Aude Lemarchand
Je travaille dans une association qui réalise des Mesures Judiciaires d’Investigations Éducatives à la demande de Juges des Enfants. Cette prestation comporte un volet « évaluation psychologique » qui n’est pas une expertise judiciaire. Le mandat est d’une durée limitée, au cours de laquelle, les intervenants (un travailleur social et un psychologue) rencontrent les « usagers », c’est-à-dire les détenteurs de l’autorité parentale, les enfants concernés par le signalement, et toute personne pouvant apporter un éclairage sur la situation familiale. Cette démarche donne lieu à un rapport transmis au Juge des Enfants, qui statuera lors d’une audience sur des dispositions à prendre ou non.
L’organisation choisie par l’association pour la mise en œuvre de ces mesures restreint les possibilités d’intervention, amenant les psychologues à choisir les personnes à rencontrer, et à limiter ces rencontres. La plupart du temps, il n’est possible de voir les enfants et les détenteurs de l’autorité parentale qu’une seule fois.
Au cours de cet unique entretien dit « psychologique », le psychologue peut se trouver face aux sentiments et parfois ressentiments des parents, notamment lorsqu’ils perçoivent la procédure comme une accusation d’être de mauvais parents, ainsi qu'à la crainte des enfants de s’exprimer sur leurs liens avec leurs parents, avec le spectre d’une peur du placement, c’est-à-dire de la séparation.
Alors qu’une telle mesure basée sur la prise en compte d’un discours, parfois anonyme, nommé signalement, semble induire une place prépondérante à la parole des uns et des autres, la contrainte temporelle et organisationnelle, liée entre autres à un paramètre économique, réduit au minimum le temps d’écoute par le psychologue.
L’obligation de diligence, de réponse à une commande, alors même que souvent la parole peut être contrainte par l’idée de correspondre à l’attente d’un Autre judiciaire menaçant l’équilibre familial, ne permet pas de s'adapter à la temporalité des sujets. Il y a une injonction de justification pour les parents et les enfants, auprès des services sociaux.
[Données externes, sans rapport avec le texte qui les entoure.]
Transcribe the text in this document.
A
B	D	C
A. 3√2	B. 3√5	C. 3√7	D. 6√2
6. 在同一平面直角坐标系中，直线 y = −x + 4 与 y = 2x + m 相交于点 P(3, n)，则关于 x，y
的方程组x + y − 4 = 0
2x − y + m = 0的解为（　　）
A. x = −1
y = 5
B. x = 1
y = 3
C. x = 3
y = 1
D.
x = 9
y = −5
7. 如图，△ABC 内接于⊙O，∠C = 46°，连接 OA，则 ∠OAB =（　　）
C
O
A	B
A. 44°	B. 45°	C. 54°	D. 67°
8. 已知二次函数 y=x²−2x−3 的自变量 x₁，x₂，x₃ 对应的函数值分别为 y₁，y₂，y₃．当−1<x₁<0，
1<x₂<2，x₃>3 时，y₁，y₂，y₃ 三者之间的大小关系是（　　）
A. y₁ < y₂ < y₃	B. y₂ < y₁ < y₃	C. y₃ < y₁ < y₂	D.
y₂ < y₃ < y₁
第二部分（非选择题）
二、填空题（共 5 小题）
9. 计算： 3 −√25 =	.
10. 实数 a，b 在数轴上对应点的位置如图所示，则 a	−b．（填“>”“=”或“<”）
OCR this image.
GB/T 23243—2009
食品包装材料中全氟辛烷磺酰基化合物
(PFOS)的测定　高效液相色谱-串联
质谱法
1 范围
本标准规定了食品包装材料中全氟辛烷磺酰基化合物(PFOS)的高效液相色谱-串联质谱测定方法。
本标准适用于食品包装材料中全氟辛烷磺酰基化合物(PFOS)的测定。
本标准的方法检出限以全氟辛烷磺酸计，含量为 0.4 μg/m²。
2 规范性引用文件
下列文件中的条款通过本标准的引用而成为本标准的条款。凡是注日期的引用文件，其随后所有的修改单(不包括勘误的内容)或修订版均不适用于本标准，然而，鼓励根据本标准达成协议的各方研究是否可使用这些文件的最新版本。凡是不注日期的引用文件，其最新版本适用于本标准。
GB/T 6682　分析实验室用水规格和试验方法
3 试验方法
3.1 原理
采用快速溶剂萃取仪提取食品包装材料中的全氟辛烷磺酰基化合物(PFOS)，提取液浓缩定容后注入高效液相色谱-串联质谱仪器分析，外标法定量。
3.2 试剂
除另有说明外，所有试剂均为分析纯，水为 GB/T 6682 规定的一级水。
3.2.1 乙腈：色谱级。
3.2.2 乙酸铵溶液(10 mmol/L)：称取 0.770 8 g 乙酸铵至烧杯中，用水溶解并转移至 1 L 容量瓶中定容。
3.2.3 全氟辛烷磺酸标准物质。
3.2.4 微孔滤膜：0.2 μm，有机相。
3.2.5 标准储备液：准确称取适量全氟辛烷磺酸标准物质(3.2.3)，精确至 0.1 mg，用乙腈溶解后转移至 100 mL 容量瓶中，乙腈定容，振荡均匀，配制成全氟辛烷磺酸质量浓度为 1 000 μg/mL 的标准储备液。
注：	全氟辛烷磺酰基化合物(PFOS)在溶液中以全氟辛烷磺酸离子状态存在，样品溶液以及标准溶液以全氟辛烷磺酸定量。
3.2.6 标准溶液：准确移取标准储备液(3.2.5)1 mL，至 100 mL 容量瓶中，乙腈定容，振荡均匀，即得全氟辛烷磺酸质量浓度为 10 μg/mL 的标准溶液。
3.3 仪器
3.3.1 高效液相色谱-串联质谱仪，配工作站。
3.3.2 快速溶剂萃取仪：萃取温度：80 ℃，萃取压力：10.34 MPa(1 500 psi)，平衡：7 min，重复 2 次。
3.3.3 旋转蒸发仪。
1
La mesure s’étale sur quelques mois, mais un seul rendez-vous est prévu avec le psychologue, et lorsque celui-ci n’est pas honoré, il peut parfois ne pas avoir lieu.
Le psychologue se trouve face à un paradoxe : l’attente d’un juge d’une évaluation aussi complète que possible comme appui pour une prise de décision, et une place minimale à l’exercice de cette évaluation.
Le peu de rencontres ne favorise pas le questionnement du parent quant à l’événement qu’il rencontre, mais laisse le psychologue sans réelle piste d'interprétation, avec surtout des hypothèses. L’élaboration utile au décalage d’une situation de crise peine à émerger, tant le sujet peut se trouver aux prises avec la menace d’un Autre tout puissant, l’idée que le psychologue sait tout de lui et de son fonctionnement.
La souffrance est telle, pour certains parents, de se sentir accusés qu’ils expriment un regret à l’issue de la rencontre, de ne pas avoir pu dire assez, renforçant leur sentiment de ne pas être écouté. Je propose parfois un second entretien, mais les contraintes liées à la charge de travail et à l’organisation ne le permettent qu’à la marge.
L’analyse des situations en équipe pluridisciplinaire peut atténuer quelque peu la place minime laissée à la parole. Toutefois, au sein de cette organisation, une place plus importante devrait être accordée au psychologue, qui serait moins annexe au travail d’évaluation. L’augmentation du nombre de rencontres et la possibilité de solliciter des reports d’échéance des mesures, sont des pistes qui devraient davantage être mises en pratique, malgré une organisation bridée par une temporalité imposée et une nécessité de rentabilité.